The poor hit by austerity don’t vote, while the rich who benefit do
How can we explain the Conservative victory in last week’s British elections in the context of the austerity measures the Tories have been pushing through since they came to office? Indeed, even if the deficit hasn’t come down near the levels announced by the Coalition, there have been net cuts in social spending since it came to power. Political economy theories usually argue that voters sanction governmnets who cut social benefits. Building on the good ratings for economic competence attributed to the Tories in opinion polls, “austerians” have been trumpeting that this is a vindication of the austerity agenda. The storyline is that austerity works for everyone, unemployment is down, and this is why the Conservative party has triumphed in the polls. However, there is clear evidence that not everybody has been better off under the Coalition austerity plans. These plans have had distinct distributional effects: the poorest households have been hit the hardest, while middle-and higher income households have come out relatively unscathed.
This victory is interesting because the common wisdom until recently was that politicians would systematically avoid cuts in public spending that would challenge their electoral prospects. This is especially important for welfare programs since the path-breaking analysis of Paul Pierson: people like social programs they are entitled to, and getting rid of them loses votes for incumbents. However, cuts in public spending didn’t hamper the electoral score of the Tories here, and I think this is due to the setup of the British welfare state and the composition of the Tory electorate.
In a nutshell, low-incomes that paid the price for welfare cuts don’t vote, and especially don’t vote Tory, while those on higher incomes for whom lower taxes are more important do vote. After the poll debacle of the election, it appears that it wasn’t “Shy Tories” that were the decisive factor, but potential Labour supporters not bothering to vote. In the graph below, I have put together two measures: the share of net income coming from the state (from here; negative values mean transfers to the state as a share of net income), and the likelihood to vote in the general elections from the British Election Study by income quintile. The latter is not a very good measure because people systematically lie when they say whether they’re going to vote. However, it reports the difference to the average across quintiles on a scale from from 1 to 5. What the graph shows is that people who receive most of their income from the state via social transfers (and who are the most likely to be hit by austerity cuts) are also those that are the least likely to go and vote.

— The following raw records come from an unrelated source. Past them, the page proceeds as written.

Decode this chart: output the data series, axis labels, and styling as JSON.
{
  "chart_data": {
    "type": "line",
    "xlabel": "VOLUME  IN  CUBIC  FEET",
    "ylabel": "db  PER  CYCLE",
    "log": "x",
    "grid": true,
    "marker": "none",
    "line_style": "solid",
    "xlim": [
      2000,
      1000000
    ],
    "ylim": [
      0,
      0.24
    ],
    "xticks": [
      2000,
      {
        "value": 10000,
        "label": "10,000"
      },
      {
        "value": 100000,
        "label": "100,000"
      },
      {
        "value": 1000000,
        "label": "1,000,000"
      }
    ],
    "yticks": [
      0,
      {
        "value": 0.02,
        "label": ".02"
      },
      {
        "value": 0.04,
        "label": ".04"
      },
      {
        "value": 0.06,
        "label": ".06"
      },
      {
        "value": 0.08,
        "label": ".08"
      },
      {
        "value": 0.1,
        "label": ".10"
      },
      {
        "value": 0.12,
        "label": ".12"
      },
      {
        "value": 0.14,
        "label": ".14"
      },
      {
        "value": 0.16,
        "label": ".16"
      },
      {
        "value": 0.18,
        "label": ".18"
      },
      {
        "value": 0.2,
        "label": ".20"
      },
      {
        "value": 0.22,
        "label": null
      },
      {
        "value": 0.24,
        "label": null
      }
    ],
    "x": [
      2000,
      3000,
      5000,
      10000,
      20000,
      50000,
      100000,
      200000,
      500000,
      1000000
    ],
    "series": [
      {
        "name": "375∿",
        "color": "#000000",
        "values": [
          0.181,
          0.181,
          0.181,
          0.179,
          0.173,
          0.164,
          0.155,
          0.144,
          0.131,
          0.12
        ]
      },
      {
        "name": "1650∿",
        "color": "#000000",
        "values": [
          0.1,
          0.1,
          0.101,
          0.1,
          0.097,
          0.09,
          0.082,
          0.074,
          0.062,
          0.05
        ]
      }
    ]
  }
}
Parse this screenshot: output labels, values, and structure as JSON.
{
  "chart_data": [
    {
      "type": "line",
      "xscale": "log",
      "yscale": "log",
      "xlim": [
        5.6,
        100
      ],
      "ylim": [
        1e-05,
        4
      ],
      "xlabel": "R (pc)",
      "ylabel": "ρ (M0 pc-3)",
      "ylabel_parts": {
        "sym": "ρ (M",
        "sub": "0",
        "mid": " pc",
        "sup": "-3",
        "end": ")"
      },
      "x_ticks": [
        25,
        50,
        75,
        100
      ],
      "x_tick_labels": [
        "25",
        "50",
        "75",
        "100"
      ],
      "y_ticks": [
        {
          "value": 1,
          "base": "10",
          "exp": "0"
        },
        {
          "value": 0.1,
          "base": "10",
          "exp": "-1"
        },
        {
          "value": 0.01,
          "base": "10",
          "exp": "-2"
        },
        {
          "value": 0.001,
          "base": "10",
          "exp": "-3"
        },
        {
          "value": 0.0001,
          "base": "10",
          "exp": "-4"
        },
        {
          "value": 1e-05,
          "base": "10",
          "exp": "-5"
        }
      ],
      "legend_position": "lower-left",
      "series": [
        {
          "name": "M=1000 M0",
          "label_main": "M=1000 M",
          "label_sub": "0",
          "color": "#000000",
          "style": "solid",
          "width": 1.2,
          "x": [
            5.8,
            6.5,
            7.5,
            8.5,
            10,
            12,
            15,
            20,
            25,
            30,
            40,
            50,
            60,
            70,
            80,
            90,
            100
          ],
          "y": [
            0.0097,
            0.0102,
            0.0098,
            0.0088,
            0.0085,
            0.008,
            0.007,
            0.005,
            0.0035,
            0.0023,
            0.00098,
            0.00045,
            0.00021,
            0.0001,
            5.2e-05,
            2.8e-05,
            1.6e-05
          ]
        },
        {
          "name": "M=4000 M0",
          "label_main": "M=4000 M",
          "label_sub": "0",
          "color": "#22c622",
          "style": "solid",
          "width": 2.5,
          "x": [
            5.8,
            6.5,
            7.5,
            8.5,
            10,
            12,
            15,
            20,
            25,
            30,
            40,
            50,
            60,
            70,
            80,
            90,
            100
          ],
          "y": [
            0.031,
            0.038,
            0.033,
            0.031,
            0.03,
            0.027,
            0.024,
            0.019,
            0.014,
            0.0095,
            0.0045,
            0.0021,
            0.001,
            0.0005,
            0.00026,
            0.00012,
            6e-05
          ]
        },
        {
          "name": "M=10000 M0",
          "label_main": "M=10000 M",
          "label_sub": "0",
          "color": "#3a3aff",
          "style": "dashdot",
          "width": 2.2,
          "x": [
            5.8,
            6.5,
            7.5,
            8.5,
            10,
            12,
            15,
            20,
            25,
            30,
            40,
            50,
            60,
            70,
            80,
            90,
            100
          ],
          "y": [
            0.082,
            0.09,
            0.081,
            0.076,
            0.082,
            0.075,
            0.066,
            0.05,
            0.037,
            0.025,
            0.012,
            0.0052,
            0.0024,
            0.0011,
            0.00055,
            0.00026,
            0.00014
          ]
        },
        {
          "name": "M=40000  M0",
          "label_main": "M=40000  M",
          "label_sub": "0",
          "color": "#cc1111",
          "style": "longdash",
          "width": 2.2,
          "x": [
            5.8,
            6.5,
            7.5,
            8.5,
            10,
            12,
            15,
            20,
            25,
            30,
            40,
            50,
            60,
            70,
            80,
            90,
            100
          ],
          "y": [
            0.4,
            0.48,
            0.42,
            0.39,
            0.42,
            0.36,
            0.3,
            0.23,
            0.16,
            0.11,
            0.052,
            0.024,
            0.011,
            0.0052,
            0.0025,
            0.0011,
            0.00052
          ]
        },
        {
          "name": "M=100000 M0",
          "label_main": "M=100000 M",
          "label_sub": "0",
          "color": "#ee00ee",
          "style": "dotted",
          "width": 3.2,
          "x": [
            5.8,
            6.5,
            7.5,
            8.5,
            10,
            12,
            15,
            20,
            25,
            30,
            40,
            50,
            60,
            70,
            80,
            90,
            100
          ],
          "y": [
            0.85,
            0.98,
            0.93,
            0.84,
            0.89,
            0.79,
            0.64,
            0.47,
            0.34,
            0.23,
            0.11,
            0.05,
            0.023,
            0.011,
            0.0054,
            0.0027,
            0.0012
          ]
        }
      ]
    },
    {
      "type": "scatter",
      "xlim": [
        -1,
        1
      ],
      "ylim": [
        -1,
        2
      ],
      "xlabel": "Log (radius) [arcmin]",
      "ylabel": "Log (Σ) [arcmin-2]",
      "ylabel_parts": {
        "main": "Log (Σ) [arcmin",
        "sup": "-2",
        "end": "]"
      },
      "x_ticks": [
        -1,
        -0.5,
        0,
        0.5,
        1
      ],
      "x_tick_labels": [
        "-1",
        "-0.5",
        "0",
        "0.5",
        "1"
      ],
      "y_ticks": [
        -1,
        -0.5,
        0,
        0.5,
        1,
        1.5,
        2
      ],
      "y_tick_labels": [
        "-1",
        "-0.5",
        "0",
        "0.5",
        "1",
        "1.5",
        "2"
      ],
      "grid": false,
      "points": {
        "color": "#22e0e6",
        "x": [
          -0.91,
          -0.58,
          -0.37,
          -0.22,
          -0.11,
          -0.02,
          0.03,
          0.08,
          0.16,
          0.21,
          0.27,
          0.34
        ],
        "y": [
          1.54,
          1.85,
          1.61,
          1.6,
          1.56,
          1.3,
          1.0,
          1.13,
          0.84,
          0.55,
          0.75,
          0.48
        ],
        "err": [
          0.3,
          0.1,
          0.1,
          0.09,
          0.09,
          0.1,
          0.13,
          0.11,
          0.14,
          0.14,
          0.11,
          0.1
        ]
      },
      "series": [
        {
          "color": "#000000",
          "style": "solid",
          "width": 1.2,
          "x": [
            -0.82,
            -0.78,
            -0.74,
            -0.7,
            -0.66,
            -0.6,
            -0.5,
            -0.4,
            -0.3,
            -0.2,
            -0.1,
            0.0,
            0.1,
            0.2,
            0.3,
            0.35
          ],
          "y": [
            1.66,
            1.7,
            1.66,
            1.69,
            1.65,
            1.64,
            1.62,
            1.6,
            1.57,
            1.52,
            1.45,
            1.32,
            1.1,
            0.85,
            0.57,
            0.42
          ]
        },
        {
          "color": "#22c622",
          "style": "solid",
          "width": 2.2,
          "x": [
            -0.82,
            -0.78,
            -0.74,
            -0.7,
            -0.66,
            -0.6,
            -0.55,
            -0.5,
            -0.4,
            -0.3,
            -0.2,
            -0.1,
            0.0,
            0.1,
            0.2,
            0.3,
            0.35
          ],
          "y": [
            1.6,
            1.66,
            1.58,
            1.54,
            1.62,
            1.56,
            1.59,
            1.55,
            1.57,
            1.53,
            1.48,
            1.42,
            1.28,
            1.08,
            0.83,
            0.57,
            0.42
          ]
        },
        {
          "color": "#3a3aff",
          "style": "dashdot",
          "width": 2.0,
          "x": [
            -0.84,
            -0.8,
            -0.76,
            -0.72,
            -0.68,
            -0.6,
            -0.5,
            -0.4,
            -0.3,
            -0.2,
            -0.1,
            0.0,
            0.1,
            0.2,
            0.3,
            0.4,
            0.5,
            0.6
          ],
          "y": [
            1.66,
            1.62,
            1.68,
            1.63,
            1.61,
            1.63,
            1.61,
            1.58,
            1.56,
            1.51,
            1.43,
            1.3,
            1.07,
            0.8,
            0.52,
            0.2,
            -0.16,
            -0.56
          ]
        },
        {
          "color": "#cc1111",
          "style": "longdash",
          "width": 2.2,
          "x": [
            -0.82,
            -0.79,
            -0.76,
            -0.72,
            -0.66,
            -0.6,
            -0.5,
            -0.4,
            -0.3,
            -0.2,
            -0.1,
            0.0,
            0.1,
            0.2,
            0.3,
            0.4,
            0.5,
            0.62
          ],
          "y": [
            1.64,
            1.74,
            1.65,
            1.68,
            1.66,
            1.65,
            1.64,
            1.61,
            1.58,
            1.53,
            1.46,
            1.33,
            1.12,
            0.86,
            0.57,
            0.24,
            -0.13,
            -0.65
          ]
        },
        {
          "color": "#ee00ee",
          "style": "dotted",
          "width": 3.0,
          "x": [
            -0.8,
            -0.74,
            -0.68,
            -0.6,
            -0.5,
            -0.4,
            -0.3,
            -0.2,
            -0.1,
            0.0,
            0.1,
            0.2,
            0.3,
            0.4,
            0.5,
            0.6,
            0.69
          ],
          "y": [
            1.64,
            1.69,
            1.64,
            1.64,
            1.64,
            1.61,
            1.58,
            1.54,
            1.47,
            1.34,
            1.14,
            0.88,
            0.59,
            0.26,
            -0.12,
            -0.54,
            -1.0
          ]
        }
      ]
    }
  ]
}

By contrast, those who are net contributors to the public budget – and have an interest in cuts to get lower taxes – are those that are the most likely to vote. As I argued elsewhere, higher income quintiles are also much more likely to vote Tory. Hence, austerity could be pursued while limiting a potential backlash because it harms those that don’t vote, and rewards those who do.
Besides this structural tendency observed about everywhere (the poor are much less likely to vote than the rich), this is also connected to some specificities of the British welfare state that make it easier for Conservative governments to retrench social programs without facing electoral sanctions. Because social programs are strongly targeted at the poor via means-testing and flat rates, the middle class basically doesn’t have an interest in welfare. The drop between middle class wages and benefits is simply too large for this group to consider it a valuable safety net. Figure 2 shows how jobseekers’ benefit is set at much lower lowers than in most other European countries. In countries of continental Europe, where the goal of social benefits is not only to preserve a basic safety net for the poor but to maintain middle class incomes in periods of unemployment or sickness, it is much more difficult to retrench benefits because the middle class also benefits from them. This is why you see people taking to the streets in France about every time the government seeks to downsize entitlement or benefit levels. In Britain, cutting them doesn’t cause much of a fuss because those that suffer don’t vote, and the middle class prefers lower taxes to social insurance.
Finally, it must be noted that the schemes that benefit the middle class as well, such as pensions and the NHS, were not cut. Pension spending was ring-fenced by the government (who was probably aware of the much higher turnout of older voters), while NHS spending is meant to increase in the parliament, probably at the expense of schemes benefitting groups with low turnout.